CEVAP: Davalı vekili cevap dilekçesinde özetle; … vekili, müvekkilinin davacı şirkete alım satım ve piyasadan mal temin eden personeli olduğunu, dava konusu çekle davalı …’den mal aldığını, çek verilirken müvekkilinin imza atmasının istendiğini, çünkü davacının piyasada itibarı bulunmadığını, malların alındığını, ancak çek bedelinin ödenmediğini, bunun üzerine …’in çeki takibe koyduğunu ve müvekkilinin icra dosyasında 15.261,08 TL ödemek zorunda kaldığını ve rücu belgesi aldığını, daha sonra bu rücu belgesine dayalı olarak davacı aleyhine takip başlattıklarını, ancak davacının takibe itiraz ettiğini, itirazın kaldırılması için açtıkları dava sonunda itirazın kaldırıldığını ve davacı tarafın icra dosyasına ödeme yaptığını, davacının kötüniyetli olduğunu, çekin 30/07/2007 tarihli olup zamanaşımı süresinin de dolduğunu, davanın reddi gerektiğini bildirmiştir. Davalı … vekili, davanın reddini istemiştir. Mahkemece, 12/03/2014 tarihli celsede; davalılardan … aleyhine açılan davanın tefrik edilerek HMK’nun 150/5 maddesi uyarınca davanın açılmamış sayılmasına karar verildiği, davanın, davalı … aleyhine yürütüldüğü ve yargılama sonunda toplanan deliller ve bilirkişi raporu gerekçe yapılarak; menfi tespit ve istirdat davasının kabulüne, davacının takibe konu çekten dolayı borçlu olmadığının tespitine, davacının ödemek zorunda kaldığı 27.960,00 TL’nin ödeme tarihi 29/02/2012’den itibaren işleyecek ticari faiziyle birlikte davalıdan istirdadına karar verilmiş, kararı davalı … vekili istinaf etmiştir.

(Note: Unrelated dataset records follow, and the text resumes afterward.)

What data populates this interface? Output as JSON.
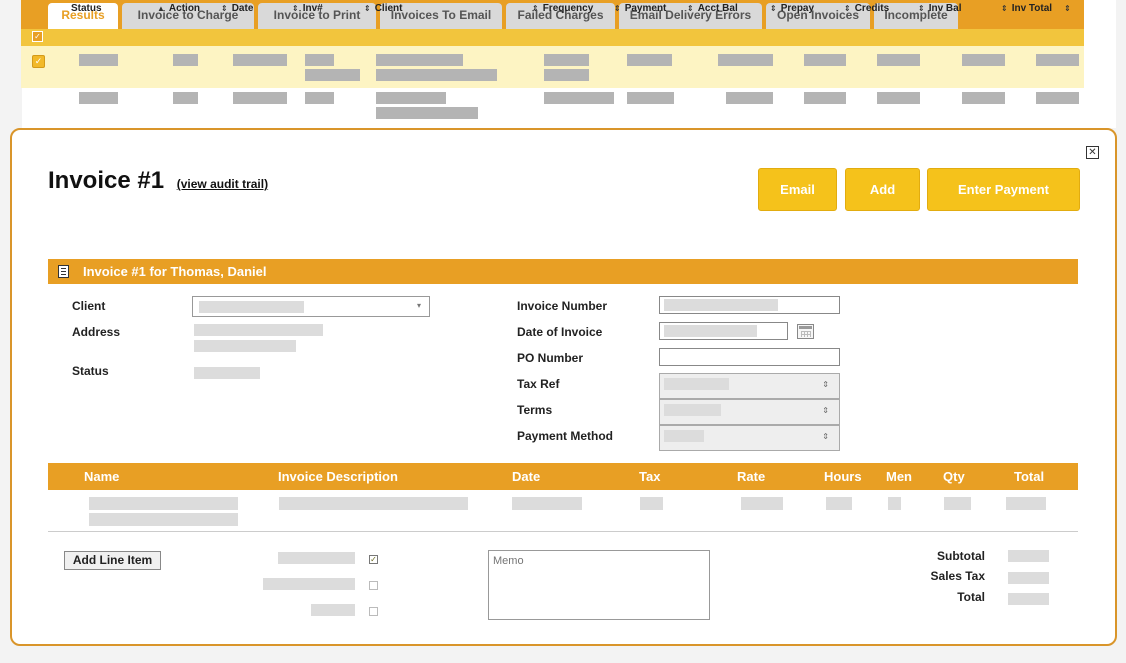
{
  "tabs": [
    {
      "label": "Results",
      "active": true
    },
    {
      "label": "Invoice to Charge"
    },
    {
      "label": "Invoice to Print"
    },
    {
      "label": "Invoices To Email"
    },
    {
      "label": "Failed Charges"
    },
    {
      "label": "Email Delivery Errors"
    },
    {
      "label": "Open Invoices"
    },
    {
      "label": "Incomplete"
    }
  ],
  "columns": [
    "Status",
    "Action",
    "Date",
    "Inv#",
    "Client",
    "Frequency",
    "Payment",
    "Acct Bal",
    "Prepay",
    "Credits",
    "Inv Bal",
    "Inv Total"
  ],
  "icons": {
    "check": "check-icon",
    "close": "close-icon",
    "calendar": "calendar-icon",
    "section": "form-icon"
  },
  "colors": {
    "accent": "#e89f24",
    "button": "#f5c21b",
    "header_yellow": "#f2c53d",
    "row_highlight": "#fdf4c3"
  },
  "invoice": {
    "title": "Invoice #1",
    "audit_link": "(view audit trail)",
    "buttons": {
      "email": "Email",
      "add": "Add",
      "enter_payment": "Enter Payment"
    },
    "section_title": "Invoice #1 for Thomas, Daniel",
    "labels": {
      "client": "Client",
      "address": "Address",
      "status": "Status",
      "invoice_number": "Invoice Number",
      "date_of_invoice": "Date of Invoice",
      "po_number": "PO Number",
      "tax_ref": "Tax Ref",
      "terms": "Terms",
      "payment_method": "Payment Method"
    },
    "line_headers": [
      "Name",
      "Invoice Description",
      "Date",
      "Tax",
      "Rate",
      "Hours",
      "Men",
      "Qty",
      "Total"
    ],
    "add_line_item": "Add Line Item",
    "memo_placeholder": "Memo",
    "totals": {
      "subtotal": "Subtotal",
      "sales_tax": "Sales Tax",
      "total": "Total"
    }
  }
}
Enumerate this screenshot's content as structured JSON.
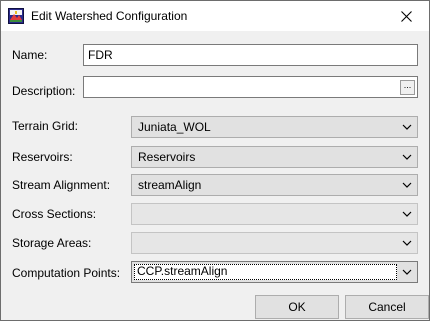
{
  "window": {
    "title": "Edit Watershed Configuration",
    "icon": "watershed-app-icon",
    "close_icon": "close-icon"
  },
  "form": {
    "name": {
      "label": "Name:",
      "value": "FDR"
    },
    "description": {
      "label": "Description:",
      "value": "",
      "browse_label": "..."
    },
    "terrain_grid": {
      "label": "Terrain Grid:",
      "value": "Juniata_WOL"
    },
    "reservoirs": {
      "label": "Reservoirs:",
      "value": "Reservoirs"
    },
    "stream_alignment": {
      "label": "Stream Alignment:",
      "value": "streamAlign"
    },
    "cross_sections": {
      "label": "Cross Sections:",
      "value": ""
    },
    "storage_areas": {
      "label": "Storage Areas:",
      "value": ""
    },
    "computation_points": {
      "label": "Computation Points:",
      "value": "CCP.streamAlign"
    }
  },
  "buttons": {
    "ok_label": "OK",
    "cancel_label": "Cancel"
  }
}
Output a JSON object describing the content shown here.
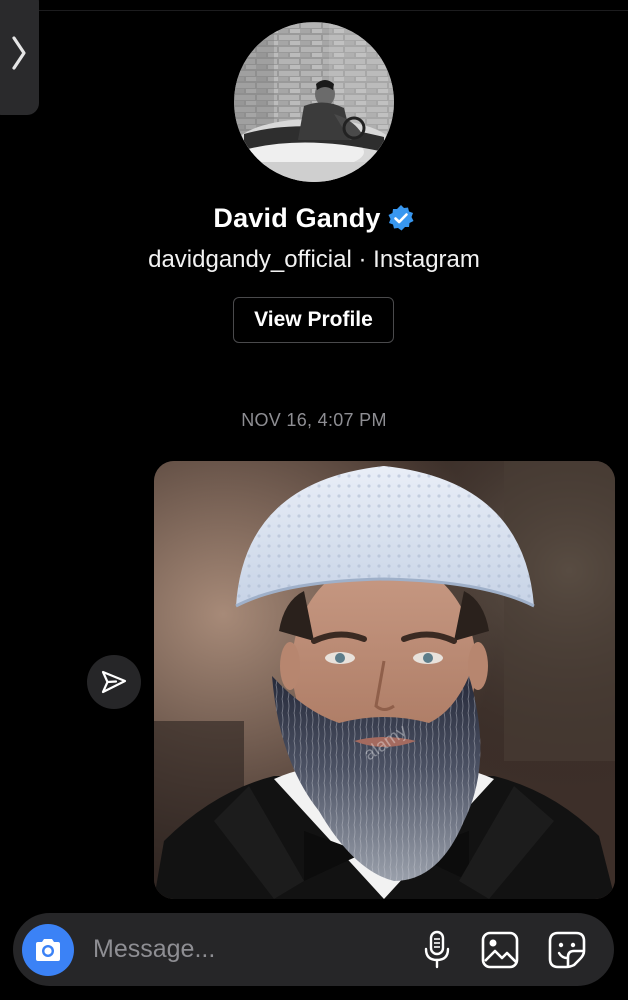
{
  "profile": {
    "name": "David Gandy",
    "username": "davidgandy_official",
    "separator": " · ",
    "platform": "Instagram",
    "verified": true,
    "view_profile_label": "View Profile"
  },
  "conversation": {
    "timestamp": "NOV 16, 4:07 PM",
    "messages": [
      {
        "type": "photo",
        "description_icon": "photo-message",
        "watermark": "alamy"
      }
    ]
  },
  "composer": {
    "placeholder": "Message..."
  },
  "icons": {
    "back": "chevron-right-icon",
    "verified": "verified-badge-icon",
    "share": "paper-plane-icon",
    "camera": "camera-icon",
    "mic": "microphone-icon",
    "gallery": "gallery-icon",
    "sticker": "sticker-icon"
  },
  "colors": {
    "background": "#000000",
    "accent": "#3b82f6",
    "verified_badge": "#3897f0",
    "secondary_text": "#8e8e93",
    "composer_bg": "#262628"
  }
}
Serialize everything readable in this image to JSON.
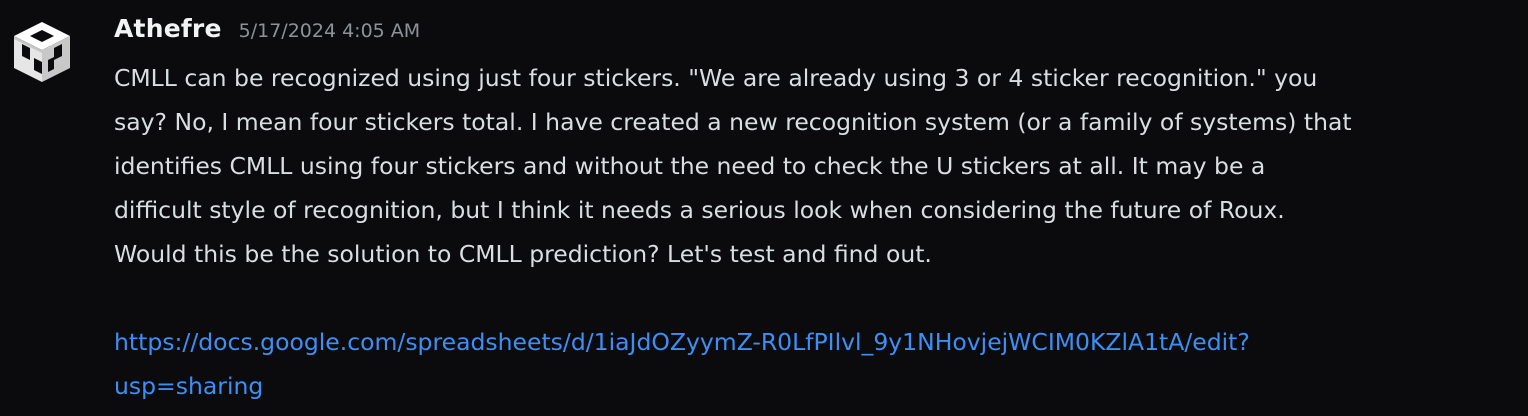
{
  "message": {
    "author": "Athefre",
    "timestamp": "5/17/2024 4:05 AM",
    "avatar_icon": "cube-logo-icon",
    "lines": [
      "CMLL can be recognized using just four stickers. \"We are already using 3 or 4 sticker recognition.\" you",
      "say? No, I mean four stickers total. I have created a new recognition system (or a family of systems) that",
      "identifies CMLL using four stickers and without the need to check the U stickers at all. It may be a",
      "difficult style of recognition, but I think it needs a serious look when considering the future of Roux.",
      "Would this be the solution to CMLL prediction? Let's test and find out."
    ],
    "link": {
      "line1": "https://docs.google.com/spreadsheets/d/1iaJdOZyymZ-R0LfPIlvl_9y1NHovjejWCIM0KZlA1tA/edit?",
      "line2": "usp=sharing",
      "href": "https://docs.google.com/spreadsheets/d/1iaJdOZyymZ-R0LfPIlvl_9y1NHovjejWCIM0KZlA1tA/edit?usp=sharing"
    }
  },
  "colors": {
    "background": "#0b0b0e",
    "username": "#f2f3f5",
    "timestamp": "#8e9297",
    "text": "#dbdee1",
    "link": "#3d8ff5"
  }
}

İLK DERECE MAHKEMESİ KARARI: Bakırköy 4. Asliye Ticaret Mahkemesi 2020/250E. Sayılı kararı ile; “…davacı yanın 7.995 TL.’lık çekten borcu olmadığına dair olumsuz tespit davasını 21.02.2012 tarihinde takip miktarıl 5.621,08 olma!a ve davacının huzurdaki davayı 7,995,00 TL.’ndan harçlandınlarak ikame ettiği, davacı tarafın 29,02,2012 tarihinde 27.960,00 TL.’nı İcra Müdürlüğü dosyasına yatırmış olduğu, açıklanmış, bilirkişi raporu denetime ve hükme elverişli bulunduğundan mahkemece hükme esas alınmış, bilirkişi raporunda açıklanan gerekçelerle davalı … aleyhine açılan menfi tespit ve istirdat davasının kabulüne karar vermek gerektiği, yine dosyada davalılardan … aleyhine açılan davanın davacı vekili tarafından takip edilmediği bildirildiğinden bu davalı hakkındaki dava dosyamızdan tefrik edilerek Bakırköy 16.Asliye Ticaret Mahkemesinin 2014/79-78 esas – karar sayılı kararı ile davanın açılmamış sayılmasına karar verildiği, bu davalı hakkında da iş bu dava dosyasında da kısa kararda sehven davanın açılmamış sayılmasına karar verildiği anlaşılmakla, 1-Davacı vekilinin davalılardan … aleyhine açmış olduğu menfi tespit davasının HMK 150/5 mad gereği açılmamış sayılmasına, 2-Davacı vekilinin davalılardan … aleyhine açmış olduğu menfi tespit ve istirdat davasının kabulü ile davacının davalıya Bakırköy … İcra Müdürlüğü … Esas sayılı dosyasına konu çekten dolayı borçlu olmadığının tespiti ile davacının dava sırasında ödemek zorunda kaldığı 27.960,00 TL’nin ödeme tarihi 29.02.2012 tarihinden itibaren işleyecek ticari faizi ile birlikte davlaıdan istirdatı ile davacıya verilmesine…” şeklinde karar verilmiştir. Kararı * vekili istinaf etmiştir.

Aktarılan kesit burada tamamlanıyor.